Finally, a powerful bear case for oil prices


When oil was at $65 a barrel, almost no one believed it would double. There were a few nuts making the case, but they were ignored like Galileo was when he said the Earth moved around the sun.

Now, it is hard to find analysts who do not believe oil is going to move over $140 a barrel, and, perhaps above $200. Their reasoning is sound enough. Demand in emerging nations like China and India is still increasing. While crude use in the U.S. may be off slightly, it's not off enough to matter. Supplies may be drying up as fields in the Middle East, Mexico, and Russia age. A political catastrophe in Nigeria or Venezuela could cut production.

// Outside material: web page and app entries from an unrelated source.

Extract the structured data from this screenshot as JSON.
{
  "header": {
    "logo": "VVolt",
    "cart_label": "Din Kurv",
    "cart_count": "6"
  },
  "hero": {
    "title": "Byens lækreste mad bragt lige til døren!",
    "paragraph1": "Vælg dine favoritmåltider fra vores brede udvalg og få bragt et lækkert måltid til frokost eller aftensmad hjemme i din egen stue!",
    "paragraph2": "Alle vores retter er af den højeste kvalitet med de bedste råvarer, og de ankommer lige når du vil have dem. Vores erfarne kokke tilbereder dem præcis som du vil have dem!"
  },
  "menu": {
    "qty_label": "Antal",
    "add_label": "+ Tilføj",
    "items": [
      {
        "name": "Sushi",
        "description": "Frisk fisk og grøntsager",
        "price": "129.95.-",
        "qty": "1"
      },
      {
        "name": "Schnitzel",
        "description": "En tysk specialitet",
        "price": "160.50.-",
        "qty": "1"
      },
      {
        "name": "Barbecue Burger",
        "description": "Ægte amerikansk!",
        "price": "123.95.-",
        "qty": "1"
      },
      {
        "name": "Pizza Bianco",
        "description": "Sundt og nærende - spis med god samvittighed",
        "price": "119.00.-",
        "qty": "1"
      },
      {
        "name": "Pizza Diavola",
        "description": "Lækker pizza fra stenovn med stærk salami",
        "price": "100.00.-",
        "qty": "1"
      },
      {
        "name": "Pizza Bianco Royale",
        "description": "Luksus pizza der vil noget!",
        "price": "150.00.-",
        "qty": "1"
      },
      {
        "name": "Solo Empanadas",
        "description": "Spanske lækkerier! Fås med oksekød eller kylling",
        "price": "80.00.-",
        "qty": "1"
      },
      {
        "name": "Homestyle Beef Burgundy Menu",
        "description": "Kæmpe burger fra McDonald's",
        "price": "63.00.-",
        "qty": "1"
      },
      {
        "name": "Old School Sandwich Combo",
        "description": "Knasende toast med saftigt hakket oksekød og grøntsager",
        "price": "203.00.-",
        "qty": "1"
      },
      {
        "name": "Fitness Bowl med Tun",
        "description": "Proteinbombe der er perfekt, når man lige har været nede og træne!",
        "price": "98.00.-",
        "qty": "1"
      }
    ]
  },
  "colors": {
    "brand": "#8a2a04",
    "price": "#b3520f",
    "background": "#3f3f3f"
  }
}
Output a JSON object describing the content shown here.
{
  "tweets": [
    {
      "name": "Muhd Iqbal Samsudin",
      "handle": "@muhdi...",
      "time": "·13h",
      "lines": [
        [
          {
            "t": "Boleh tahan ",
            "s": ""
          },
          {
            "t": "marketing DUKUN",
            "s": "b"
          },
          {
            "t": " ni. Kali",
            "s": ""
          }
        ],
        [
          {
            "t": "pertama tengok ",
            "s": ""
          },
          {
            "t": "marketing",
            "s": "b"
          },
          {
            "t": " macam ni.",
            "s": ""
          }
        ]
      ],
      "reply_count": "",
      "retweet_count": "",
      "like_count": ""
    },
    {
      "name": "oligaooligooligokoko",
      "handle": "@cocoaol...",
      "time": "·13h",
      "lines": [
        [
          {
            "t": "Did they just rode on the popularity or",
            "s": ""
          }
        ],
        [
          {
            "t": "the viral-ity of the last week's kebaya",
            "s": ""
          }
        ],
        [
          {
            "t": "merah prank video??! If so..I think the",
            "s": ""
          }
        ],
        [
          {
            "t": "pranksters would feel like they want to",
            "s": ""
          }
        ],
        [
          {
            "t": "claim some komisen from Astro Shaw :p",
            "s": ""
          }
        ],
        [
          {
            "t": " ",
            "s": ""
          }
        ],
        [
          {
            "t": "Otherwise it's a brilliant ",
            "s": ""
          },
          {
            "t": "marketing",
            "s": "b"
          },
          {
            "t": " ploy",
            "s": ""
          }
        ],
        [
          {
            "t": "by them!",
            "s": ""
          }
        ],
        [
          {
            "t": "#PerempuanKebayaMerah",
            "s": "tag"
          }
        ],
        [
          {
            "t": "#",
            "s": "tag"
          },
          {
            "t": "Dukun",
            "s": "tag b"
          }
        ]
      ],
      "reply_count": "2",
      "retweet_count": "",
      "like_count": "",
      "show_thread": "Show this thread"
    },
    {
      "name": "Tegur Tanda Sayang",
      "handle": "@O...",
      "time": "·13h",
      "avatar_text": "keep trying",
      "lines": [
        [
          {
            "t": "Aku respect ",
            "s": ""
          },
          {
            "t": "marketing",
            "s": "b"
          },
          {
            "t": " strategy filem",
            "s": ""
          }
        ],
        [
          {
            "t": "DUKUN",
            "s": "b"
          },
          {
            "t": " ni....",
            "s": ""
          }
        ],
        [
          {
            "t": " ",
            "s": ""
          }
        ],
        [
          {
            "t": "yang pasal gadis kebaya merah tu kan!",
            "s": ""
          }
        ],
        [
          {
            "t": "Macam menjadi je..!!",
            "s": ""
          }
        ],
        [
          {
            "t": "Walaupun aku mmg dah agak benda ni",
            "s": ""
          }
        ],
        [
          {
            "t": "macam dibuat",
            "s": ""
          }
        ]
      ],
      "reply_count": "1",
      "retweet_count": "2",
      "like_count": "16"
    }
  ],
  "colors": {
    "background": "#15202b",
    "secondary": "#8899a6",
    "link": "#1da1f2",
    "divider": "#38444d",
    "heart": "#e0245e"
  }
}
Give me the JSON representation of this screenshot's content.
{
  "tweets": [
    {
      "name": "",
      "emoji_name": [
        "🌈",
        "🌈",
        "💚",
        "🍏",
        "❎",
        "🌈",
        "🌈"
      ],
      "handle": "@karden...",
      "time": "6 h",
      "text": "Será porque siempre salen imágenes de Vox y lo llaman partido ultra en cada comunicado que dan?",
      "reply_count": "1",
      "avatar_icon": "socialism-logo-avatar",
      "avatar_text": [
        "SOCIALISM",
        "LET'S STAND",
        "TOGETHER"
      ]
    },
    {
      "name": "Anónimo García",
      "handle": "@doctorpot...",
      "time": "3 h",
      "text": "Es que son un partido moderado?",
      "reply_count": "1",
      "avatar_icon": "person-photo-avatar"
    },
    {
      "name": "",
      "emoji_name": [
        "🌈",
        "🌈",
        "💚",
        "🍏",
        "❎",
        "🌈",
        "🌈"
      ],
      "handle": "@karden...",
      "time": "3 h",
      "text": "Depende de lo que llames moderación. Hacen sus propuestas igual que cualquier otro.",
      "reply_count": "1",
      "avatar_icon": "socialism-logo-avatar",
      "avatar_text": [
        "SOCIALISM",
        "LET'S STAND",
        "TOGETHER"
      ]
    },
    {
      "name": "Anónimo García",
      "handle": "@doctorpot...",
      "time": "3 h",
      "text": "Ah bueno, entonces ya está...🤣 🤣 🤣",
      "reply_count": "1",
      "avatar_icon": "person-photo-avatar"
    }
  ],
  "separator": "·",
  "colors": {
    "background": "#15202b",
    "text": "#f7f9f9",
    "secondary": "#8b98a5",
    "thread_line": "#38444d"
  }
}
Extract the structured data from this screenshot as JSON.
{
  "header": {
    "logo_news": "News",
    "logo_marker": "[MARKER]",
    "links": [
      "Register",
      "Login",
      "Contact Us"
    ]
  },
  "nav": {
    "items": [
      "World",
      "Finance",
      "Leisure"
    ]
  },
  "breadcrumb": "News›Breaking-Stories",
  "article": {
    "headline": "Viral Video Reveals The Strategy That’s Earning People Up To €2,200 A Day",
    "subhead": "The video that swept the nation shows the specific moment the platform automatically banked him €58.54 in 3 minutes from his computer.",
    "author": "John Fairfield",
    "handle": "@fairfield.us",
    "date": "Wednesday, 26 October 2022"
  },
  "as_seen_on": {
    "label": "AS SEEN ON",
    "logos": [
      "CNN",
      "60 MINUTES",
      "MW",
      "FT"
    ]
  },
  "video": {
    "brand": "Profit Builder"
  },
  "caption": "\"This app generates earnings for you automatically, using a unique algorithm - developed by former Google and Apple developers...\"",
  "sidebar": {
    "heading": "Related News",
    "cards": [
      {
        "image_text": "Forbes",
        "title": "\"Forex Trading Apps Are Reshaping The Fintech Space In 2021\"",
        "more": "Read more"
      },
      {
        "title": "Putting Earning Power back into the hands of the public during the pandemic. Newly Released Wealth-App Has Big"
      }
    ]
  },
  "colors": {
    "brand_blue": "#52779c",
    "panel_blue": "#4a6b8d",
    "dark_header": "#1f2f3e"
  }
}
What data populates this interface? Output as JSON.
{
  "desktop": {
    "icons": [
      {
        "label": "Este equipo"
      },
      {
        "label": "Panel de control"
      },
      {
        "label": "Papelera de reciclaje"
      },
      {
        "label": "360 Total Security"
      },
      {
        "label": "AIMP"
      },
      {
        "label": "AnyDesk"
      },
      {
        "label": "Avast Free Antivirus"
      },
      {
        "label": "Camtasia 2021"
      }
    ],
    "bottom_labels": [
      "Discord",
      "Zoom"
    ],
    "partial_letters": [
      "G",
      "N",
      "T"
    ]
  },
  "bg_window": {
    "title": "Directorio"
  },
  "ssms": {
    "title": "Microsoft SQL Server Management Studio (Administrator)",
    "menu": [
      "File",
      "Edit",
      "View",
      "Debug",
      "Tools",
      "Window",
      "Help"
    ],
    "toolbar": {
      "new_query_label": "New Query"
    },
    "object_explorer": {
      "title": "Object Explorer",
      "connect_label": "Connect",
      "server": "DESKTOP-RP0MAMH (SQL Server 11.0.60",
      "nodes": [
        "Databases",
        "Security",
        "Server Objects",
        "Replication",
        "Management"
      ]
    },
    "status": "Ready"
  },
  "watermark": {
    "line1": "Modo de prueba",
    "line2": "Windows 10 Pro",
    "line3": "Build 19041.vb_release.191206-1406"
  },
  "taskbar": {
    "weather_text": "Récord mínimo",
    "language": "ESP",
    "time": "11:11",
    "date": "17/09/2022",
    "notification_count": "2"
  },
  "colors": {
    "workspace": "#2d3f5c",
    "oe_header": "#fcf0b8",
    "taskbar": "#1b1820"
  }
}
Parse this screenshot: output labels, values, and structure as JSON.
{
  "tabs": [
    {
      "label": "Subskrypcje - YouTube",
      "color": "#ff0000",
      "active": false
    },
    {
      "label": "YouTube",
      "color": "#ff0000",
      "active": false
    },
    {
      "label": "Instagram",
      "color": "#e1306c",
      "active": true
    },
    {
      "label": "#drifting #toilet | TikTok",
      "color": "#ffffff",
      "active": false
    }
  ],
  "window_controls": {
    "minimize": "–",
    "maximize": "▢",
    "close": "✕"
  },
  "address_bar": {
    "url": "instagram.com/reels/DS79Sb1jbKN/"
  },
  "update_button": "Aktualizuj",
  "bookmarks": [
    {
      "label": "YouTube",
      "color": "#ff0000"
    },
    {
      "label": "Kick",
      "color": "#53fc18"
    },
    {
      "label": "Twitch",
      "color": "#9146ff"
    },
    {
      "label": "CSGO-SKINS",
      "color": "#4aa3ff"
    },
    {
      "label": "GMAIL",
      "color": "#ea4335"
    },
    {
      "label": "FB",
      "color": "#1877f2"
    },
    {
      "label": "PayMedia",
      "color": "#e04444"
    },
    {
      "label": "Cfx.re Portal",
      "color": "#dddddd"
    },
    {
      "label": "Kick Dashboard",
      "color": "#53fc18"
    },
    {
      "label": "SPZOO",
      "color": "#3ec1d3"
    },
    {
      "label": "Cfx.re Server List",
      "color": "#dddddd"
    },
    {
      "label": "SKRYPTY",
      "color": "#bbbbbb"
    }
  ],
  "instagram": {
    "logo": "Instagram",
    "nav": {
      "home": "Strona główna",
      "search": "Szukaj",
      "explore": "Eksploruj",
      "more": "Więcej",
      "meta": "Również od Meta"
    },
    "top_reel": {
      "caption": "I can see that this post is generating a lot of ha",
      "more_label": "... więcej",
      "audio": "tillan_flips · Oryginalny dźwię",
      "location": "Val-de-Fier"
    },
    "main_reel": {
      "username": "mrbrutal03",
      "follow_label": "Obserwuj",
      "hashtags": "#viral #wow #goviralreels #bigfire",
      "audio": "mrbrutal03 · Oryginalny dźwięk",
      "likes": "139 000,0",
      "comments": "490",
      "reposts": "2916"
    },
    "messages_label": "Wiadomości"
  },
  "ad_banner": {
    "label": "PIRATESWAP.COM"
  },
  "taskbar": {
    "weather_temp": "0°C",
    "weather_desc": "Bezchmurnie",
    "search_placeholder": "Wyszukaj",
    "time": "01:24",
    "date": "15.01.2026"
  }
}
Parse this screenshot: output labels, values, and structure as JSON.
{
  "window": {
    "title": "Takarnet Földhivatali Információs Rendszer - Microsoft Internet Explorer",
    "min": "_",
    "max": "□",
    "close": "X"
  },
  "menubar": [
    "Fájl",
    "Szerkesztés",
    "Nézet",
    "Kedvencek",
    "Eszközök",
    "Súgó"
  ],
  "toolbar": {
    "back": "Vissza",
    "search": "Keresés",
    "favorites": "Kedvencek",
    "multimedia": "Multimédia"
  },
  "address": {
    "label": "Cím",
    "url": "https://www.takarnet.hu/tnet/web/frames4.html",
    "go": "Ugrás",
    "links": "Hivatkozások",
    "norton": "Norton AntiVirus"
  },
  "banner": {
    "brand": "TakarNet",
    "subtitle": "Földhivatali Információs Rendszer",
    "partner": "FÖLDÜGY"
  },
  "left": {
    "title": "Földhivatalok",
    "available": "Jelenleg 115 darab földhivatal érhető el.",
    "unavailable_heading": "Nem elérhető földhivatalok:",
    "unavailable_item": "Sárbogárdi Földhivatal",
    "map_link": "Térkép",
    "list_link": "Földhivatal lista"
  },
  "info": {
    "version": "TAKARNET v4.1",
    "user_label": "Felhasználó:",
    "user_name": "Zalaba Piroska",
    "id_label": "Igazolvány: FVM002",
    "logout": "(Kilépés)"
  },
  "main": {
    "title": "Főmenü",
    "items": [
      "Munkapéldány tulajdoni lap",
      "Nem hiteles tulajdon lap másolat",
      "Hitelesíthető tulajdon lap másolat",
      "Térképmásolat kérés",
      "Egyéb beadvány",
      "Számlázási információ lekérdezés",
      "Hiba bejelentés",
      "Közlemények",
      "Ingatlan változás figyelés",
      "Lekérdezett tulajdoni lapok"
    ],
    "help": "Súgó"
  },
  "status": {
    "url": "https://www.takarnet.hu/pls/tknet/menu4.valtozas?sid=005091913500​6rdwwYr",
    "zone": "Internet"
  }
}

Against all that, a case for a sharp drop in oil prices is quietly forming and its logic is powerful but poorly understood.

The first argument that oil is too high is that it has been pushed up in part by speculators rushing to cover bets that crude will fall. It is a bit like a "short squeeze" in stocks. Once the "covering" is done, oil prices will face less pressure on the upside.

Perhaps the strongest rationale for a drop in crude is that supply is more abundant than it seems. Petróleo Brasileiro has found what is probably the largest deposit of crude uncovered in the past 40 years. According to The Wall Street Journal (subscription requited), the field could "contain about 33 billion barrels of oil." In the U.S. there are debates about letting oil companies drill on previously protected land and offshore locations. In addition, technology advances are helping get more oil out of aged deposits.

In Asia, particularly China, the governments are not willing to subsidize gas and diesel prices, at least to the extent they have in years past. State-owned companies would buy crude at high prices and then sell the by-products dirt cheap to keep cars and trucks on the road. It was a way to fuel economic expansion, but the practice is becoming too expensive as crude sits above $130. If fuel prices in China and India move up as the central governments back off, demand will drop, perhaps by a lot.

The reasoning about tapping biofuels and solar energy, and increased use of nuclear and coal, to cut oil demand has been around for nearly a decade. When oil was at $50, no one thought that these businesses could do well. Either the technology was too new or citizens would not accept reactors filled with uranium sitting just a few miles away. But, the sight of the gallows focuses the mind. Paying $100 to fill-up a car with gas has started to become a real hardship.

The sun moved around the Earth until it didn't. Oil will go up until it doesn't.

Douglas A. McIntyre is an editor at 247wallst.com.